原荐 Spark Parquet file split

栏目: 编程工具 · 发布时间: 6年前

内容简介：在实际使用 spark + parquet 的时候, 遇到了两个不解的地方:这两个问题牵涉到对于 parquet spark 是如何来进行切分 partitions, 以及每个 partition 要处理哪部分数据的.先说结论, spark 中, parquet 是 splitable 的, 代码见

在实际使用 spark + parquet 的时候, 遇到了两个不解的地方:

我们只有一个 parquet 文件(小于 hdfs block size), 但是 spark 在某个 stage 生成了4个 tasks 来处理.
4个 tasks 中只有一个 task 处理了所有数据, 其他几个都没有处理数据.

这两个问题牵涉到对于 parquet spark 是如何来进行切分 partitions, 以及每个 partition 要处理哪部分数据的.

先说结论, spark 中, parquet 是 splitable 的, 代码见 ParquetFileFormat#isSplitable . 那会不会把数据切碎? 答案是不会, 因为是以 spark row group 为最小单位切分 parquet 的, 这也会导致一些 partitions 会没有数据, 极端情况下, 只有一个 row group 的话, partitions 再多, 也只会一个有数据.

接下来开始我们的源码之旅:

处理流程

1. 根据 parquet 按文件大小切块生成 partitions:

在 FileSourceScanExec#createNonBucketedReadRDD 中, 如果文件是 splitable 的, 会按照 maxSplitBytes 把文件切分, 最后生成的数量, 就是 RDD partition 的数量, 这个解释了 不解1 , 代码如下:

val maxSplitBytes = Math.min(defaultMaxSplitBytes, Math.max(openCostInBytes, bytesPerCore))
logInfo(s"Planning scan with bin packing, max size: $maxSplitBytes bytes, " +
      s"open cost is considered as scanning $openCostInBytes bytes.")

val splitFiles = selectedPartitions.flatMap { partition =>
  partition.files.flatMap { file =>
    val blockLocations = getBlockLocations(file)
    if (fsRelation.fileFormat.isSplitable(
        fsRelation.sparkSession, fsRelation.options, file.getPath)) {
      (0L until file.getLen by maxSplitBytes).map { offset =>
        val remaining = file.getLen - offset
        val size = if (remaining > maxSplitBytes) maxSplitBytes else remaining
        val hosts = getBlockHosts(blockLocations, offset, size)
        PartitionedFile(
          partition.values, file.getPath.toUri.toString, offset, size, hosts)
      }
    } else {
      val hosts = getBlockHosts(blockLocations, 0, file.getLen)
      Seq(PartitionedFile(
        partition.values, file.getPath.toUri.toString, 0, file.getLen, hosts))
    }
  }
}.toArray.sortBy(_.length)(implicitly[Ordering[Long]].reverse)

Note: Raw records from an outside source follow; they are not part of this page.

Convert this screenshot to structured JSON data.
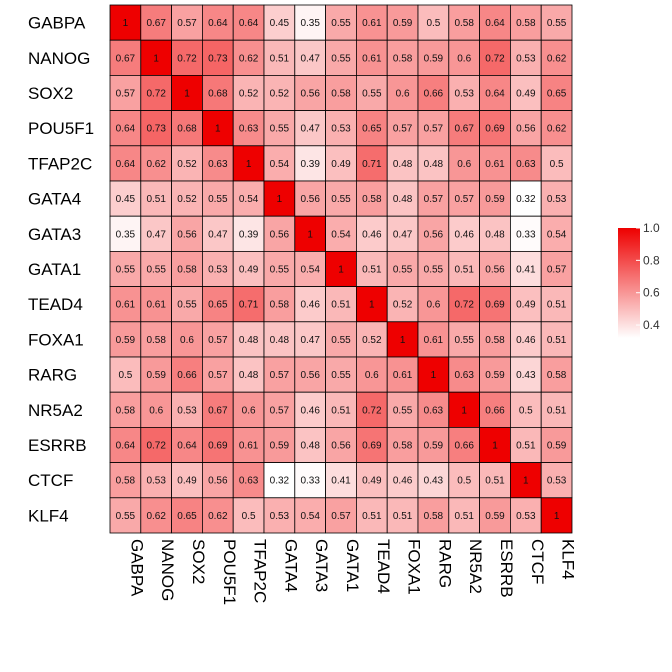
{
  "chart_data": {
    "type": "heatmap",
    "labels": [
      "GABPA",
      "NANOG",
      "SOX2",
      "POU5F1",
      "TFAP2C",
      "GATA4",
      "GATA3",
      "GATA1",
      "TEAD4",
      "FOXA1",
      "RARG",
      "NR5A2",
      "ESRRB",
      "CTCF",
      "KLF4"
    ],
    "values": [
      [
        1,
        0.67,
        0.57,
        0.64,
        0.64,
        0.45,
        0.35,
        0.55,
        0.61,
        0.59,
        0.5,
        0.58,
        0.64,
        0.58,
        0.55
      ],
      [
        0.67,
        1,
        0.72,
        0.73,
        0.62,
        0.51,
        0.47,
        0.55,
        0.61,
        0.58,
        0.59,
        0.6,
        0.72,
        0.53,
        0.62
      ],
      [
        0.57,
        0.72,
        1,
        0.68,
        0.52,
        0.52,
        0.56,
        0.58,
        0.55,
        0.6,
        0.66,
        0.53,
        0.64,
        0.49,
        0.65
      ],
      [
        0.64,
        0.73,
        0.68,
        1,
        0.63,
        0.55,
        0.47,
        0.53,
        0.65,
        0.57,
        0.57,
        0.67,
        0.69,
        0.56,
        0.62
      ],
      [
        0.64,
        0.62,
        0.52,
        0.63,
        1,
        0.54,
        0.39,
        0.49,
        0.71,
        0.48,
        0.48,
        0.6,
        0.61,
        0.63,
        0.5
      ],
      [
        0.45,
        0.51,
        0.52,
        0.55,
        0.54,
        1,
        0.56,
        0.55,
        0.58,
        0.48,
        0.57,
        0.57,
        0.59,
        0.32,
        0.53
      ],
      [
        0.35,
        0.47,
        0.56,
        0.47,
        0.39,
        0.56,
        1,
        0.54,
        0.46,
        0.47,
        0.56,
        0.46,
        0.48,
        0.33,
        0.54
      ],
      [
        0.55,
        0.55,
        0.58,
        0.53,
        0.49,
        0.55,
        0.54,
        1,
        0.51,
        0.55,
        0.55,
        0.51,
        0.56,
        0.41,
        0.57
      ],
      [
        0.61,
        0.61,
        0.55,
        0.65,
        0.71,
        0.58,
        0.46,
        0.51,
        1,
        0.52,
        0.6,
        0.72,
        0.69,
        0.49,
        0.51
      ],
      [
        0.59,
        0.58,
        0.6,
        0.57,
        0.48,
        0.48,
        0.47,
        0.55,
        0.52,
        1,
        0.61,
        0.55,
        0.58,
        0.46,
        0.51
      ],
      [
        0.5,
        0.59,
        0.66,
        0.57,
        0.48,
        0.57,
        0.56,
        0.55,
        0.6,
        0.61,
        1,
        0.63,
        0.59,
        0.43,
        0.58
      ],
      [
        0.58,
        0.6,
        0.53,
        0.67,
        0.6,
        0.57,
        0.46,
        0.51,
        0.72,
        0.55,
        0.63,
        1,
        0.66,
        0.5,
        0.51
      ],
      [
        0.64,
        0.72,
        0.64,
        0.69,
        0.61,
        0.59,
        0.48,
        0.56,
        0.69,
        0.58,
        0.59,
        0.66,
        1,
        0.51,
        0.59
      ],
      [
        0.58,
        0.53,
        0.49,
        0.56,
        0.63,
        0.32,
        0.33,
        0.41,
        0.49,
        0.46,
        0.43,
        0.5,
        0.51,
        1,
        0.53
      ],
      [
        0.55,
        0.62,
        0.65,
        0.62,
        0.5,
        0.53,
        0.54,
        0.57,
        0.51,
        0.51,
        0.58,
        0.51,
        0.59,
        0.53,
        1
      ]
    ],
    "color_low": "#ffffff",
    "color_high": "#ee0000",
    "value_range": [
      0.32,
      1.0
    ],
    "legend": {
      "position": "right",
      "ticks": [
        "1.0",
        "0.8",
        "0.6",
        "0.4"
      ],
      "tick_values": [
        1.0,
        0.8,
        0.6,
        0.4
      ]
    }
  }
}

val partitions = new ArrayBuffer[FilePartition]
val currentFiles = new ArrayBuffer[PartitionedFile]
var currentSize = 0L

/** Close the current partition and move to the next. */
def closePartition(): Unit = {
  if (currentFiles.nonEmpty) {
    val newPartition =
      FilePartition(
        partitions.size,
        currentFiles.toArray.toSeq) // Copy to a new Array.
    partitions += newPartition
  }
  currentFiles.clear()
  currentSize = 0
}

// Assign files to partitions using "First Fit Decreasing" (FFD)
splitFiles.foreach { file =>
  if (currentSize + file.length > maxSplitBytes) {
    closePartition()
  }
  // Add the given file to the current partition.
  currentSize += file.length + openCostInBytes
  currentFiles += file
}
closePartition()

new FileScanRDD(fsRelation.sparkSession, readFile, partitions)

2. 使用 ParquetInputSplit 构造 reader:

在 ParquetFileFormat#buildReaderWithPartitionValues 实现中, 会使用 split 来初始化 reader, 并且根据配置可以把 reader 分为否是 vectorized 的:

vectorizedReader.initialize(split, hadoopAttemptContext)
reader.initialize(split, hadoopAttemptContext)

关于步骤2 在画外中还有更详细的代码, 但与本文的主流程关系不大, 这里先不表.

3. 划分 parquet 的 row groups 到不同的 partitions 中去

在步骤1 中根据文件大小均分了一些 partitions, 但不是所有这些 partitions 最后都会有数据.

接回步骤2 中的 init, 在 SpecificParquetRecordReaderBase#initialize 中, 会在 readFooter 的时候传入一个 RangeMetadataFilter , 这个 filter 的range 是根据你的 split 的边界来的, 最后会用这个 range 来划定 row group 的归属:

public void initialize(InputSplit inputSplit, TaskAttemptContext taskAttemptContext)
    throws IOException, InterruptedException {
    ...
    footer = readFooter(configuration, file, range(inputSplit.getStart(), inputSplit.getEnd()));
    ...
}

parquet 的 ParquetFileReader#readFooter 方法会用到 ParquetMetadataConverter#converter.readParquetMetadata(f, filter); , 这个 readParquetMetadata 对于 RangeMetadataFilter 的处理是:

@Override
public FileMetaData visit(RangeMetadataFilter filter) throws IOException {
  return filterFileMetaDataByMidpoint(readFileMetaData(from), filter);
}

终于到了最关键的切分的地方, 最关键的就是这一段, 谁拥有这个 row group的中点, 谁就可以处理这个 row group.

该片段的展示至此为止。